A few comments on the Comprehension – Interpretation – Experience thread and Mulholland Drive

I think our discussion about how a lot of the effect of the film is lost if a viewer attempts to decipher the “meaning” of Mulholland Drive as if it were a puzzle film with one solution was right on target. After viewing, I read the dream interpretation of the film and was satisfied enough with that. There are lots of clues that point towards that, and you could interpret the non sequiter scenes as dream-logic depictions of Betty’s internal psychology. But even with subsequent viewings (and this was probably time 5 or 6), I don’t really think about comprehension or interpretation nearly as much as I like to enjoy the visceral experience Lynch affords his viewers. Scenes like the subliminally terrifying diner scene, the coffee/producer scene, or Betty’s audition with the dirtbag actor work on such a gut level that they remind me of the Quatsi-films in terms how they make me feel…I can watch them time and time again (I put on at least one of these three scenes several times a semester on my projector without watching the rest of the film). For Lynch, especially in Mulholland Drive, content takes a back seat to feelings, empathy, and experience. Audiences exhibit nervous laughter and inexplicable emotion, unsure of how to digest a particular scene or performance. The film is successful in that Lynch can make you feel very uncomfortable, happy, terrified, etc. without any backstory. Many of the scenes stand alone.
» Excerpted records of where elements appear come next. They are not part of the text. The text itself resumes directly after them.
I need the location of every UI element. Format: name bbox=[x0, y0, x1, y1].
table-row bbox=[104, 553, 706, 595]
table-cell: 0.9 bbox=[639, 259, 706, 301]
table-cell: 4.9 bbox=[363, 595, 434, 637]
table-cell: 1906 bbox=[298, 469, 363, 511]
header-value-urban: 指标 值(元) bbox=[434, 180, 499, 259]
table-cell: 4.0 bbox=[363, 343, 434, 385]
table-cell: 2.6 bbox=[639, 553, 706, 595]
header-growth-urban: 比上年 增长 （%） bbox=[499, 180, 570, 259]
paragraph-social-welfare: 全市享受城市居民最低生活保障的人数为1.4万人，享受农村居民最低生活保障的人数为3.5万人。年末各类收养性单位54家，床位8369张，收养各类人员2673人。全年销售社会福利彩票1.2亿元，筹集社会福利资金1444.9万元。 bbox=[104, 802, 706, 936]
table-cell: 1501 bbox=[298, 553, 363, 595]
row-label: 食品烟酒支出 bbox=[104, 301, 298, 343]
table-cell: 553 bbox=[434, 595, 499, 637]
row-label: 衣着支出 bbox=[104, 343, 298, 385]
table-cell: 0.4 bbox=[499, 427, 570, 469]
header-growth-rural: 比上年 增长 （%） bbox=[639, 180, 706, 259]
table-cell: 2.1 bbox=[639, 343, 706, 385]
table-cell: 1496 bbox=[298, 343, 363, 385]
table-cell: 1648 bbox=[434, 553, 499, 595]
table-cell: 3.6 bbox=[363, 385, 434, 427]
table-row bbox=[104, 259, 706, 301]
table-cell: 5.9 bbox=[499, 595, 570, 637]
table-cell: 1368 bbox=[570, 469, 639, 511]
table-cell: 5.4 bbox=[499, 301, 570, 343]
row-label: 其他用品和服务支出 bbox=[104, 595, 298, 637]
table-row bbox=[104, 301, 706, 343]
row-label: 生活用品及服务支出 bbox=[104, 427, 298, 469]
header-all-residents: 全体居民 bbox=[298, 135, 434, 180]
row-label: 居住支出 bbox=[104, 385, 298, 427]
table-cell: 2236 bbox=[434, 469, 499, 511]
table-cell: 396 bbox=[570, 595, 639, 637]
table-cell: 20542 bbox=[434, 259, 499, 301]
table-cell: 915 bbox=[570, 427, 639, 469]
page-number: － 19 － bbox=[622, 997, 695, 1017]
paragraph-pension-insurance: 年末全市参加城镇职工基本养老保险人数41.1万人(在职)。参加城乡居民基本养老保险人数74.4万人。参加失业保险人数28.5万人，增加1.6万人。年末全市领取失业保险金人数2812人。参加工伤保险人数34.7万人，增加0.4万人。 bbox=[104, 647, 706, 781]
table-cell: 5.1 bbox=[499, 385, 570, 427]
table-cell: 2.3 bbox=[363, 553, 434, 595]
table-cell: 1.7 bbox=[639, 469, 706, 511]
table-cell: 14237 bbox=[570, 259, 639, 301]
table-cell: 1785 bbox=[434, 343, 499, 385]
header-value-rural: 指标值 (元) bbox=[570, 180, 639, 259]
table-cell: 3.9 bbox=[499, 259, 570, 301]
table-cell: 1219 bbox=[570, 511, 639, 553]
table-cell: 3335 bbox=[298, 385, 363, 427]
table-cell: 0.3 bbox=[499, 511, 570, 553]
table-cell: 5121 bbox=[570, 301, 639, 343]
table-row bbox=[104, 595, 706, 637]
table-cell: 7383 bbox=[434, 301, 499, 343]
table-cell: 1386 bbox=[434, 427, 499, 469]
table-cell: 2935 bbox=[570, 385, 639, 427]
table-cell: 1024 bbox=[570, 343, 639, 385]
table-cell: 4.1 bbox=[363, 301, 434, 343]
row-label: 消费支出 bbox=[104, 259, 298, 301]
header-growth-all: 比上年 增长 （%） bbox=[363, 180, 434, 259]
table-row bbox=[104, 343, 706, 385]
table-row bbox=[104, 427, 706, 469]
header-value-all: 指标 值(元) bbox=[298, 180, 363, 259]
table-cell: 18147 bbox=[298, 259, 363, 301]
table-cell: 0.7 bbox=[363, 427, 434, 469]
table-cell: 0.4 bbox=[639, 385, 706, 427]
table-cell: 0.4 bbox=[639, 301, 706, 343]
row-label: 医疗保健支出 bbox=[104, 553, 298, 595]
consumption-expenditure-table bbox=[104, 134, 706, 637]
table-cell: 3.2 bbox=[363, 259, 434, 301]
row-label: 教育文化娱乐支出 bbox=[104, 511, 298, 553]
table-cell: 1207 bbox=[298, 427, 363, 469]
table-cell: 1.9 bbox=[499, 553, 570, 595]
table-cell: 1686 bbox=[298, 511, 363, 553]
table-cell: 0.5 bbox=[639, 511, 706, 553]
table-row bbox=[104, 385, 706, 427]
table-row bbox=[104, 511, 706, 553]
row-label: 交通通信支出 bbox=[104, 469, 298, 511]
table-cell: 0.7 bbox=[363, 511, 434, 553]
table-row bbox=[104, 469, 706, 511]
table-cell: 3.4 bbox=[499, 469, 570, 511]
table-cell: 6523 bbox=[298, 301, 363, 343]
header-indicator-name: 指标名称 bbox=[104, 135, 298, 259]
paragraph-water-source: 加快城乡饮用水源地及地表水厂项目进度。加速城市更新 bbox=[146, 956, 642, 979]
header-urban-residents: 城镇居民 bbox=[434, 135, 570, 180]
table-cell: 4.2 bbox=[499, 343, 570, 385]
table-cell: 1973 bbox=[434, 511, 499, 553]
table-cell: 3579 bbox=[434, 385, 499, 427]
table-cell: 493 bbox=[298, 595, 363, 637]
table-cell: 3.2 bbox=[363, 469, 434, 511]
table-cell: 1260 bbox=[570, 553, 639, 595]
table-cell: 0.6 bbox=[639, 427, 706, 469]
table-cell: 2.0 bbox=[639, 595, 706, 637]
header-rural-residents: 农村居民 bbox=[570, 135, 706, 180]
Mulholland Drive reminds me a lot of Perfect Blue, a really good Satoshi Kon (director of Paprika and Toyko Godfathers) anime and similar puzzle film. Its plot revolves around a Japanese female pop icon who abandons her group and music career to pursue a future in film. However, she can only land a sleazy role in a trashy sitcom and feels violated by her role in the show. Soon, her grip on reality begins to slip as she loses herself in her character and its unclear what scenes happen in the show versus in her real life. Furthermore, a stalker is posting intimate details of her life on a blog, which she then obsesses over and reads – taking everything she reads as fact about her life. The veil between reality and fantasy is utterly confused as her coworkers begin to show up dead, often brutally murdered.

Both these films are definitely a step in the right direction in terms of representing dream worlds with their style and narration. If you were to think of dreams as film, an individual has an unusual role as both narrator and audience. My favorite part of the diner scene is how the action imitates the nervous guy’s dialogue moments earlier – often in dreams, you are explaining events as they happen because your brain already knows where they’re going. Audiences leave these films confused about their feelings, and that’s the desired effect – dreams often don’t have a causal relation between events, there exists non sequiter motivations for “scene changes” or action, and tone is implied on the most base, visceral level.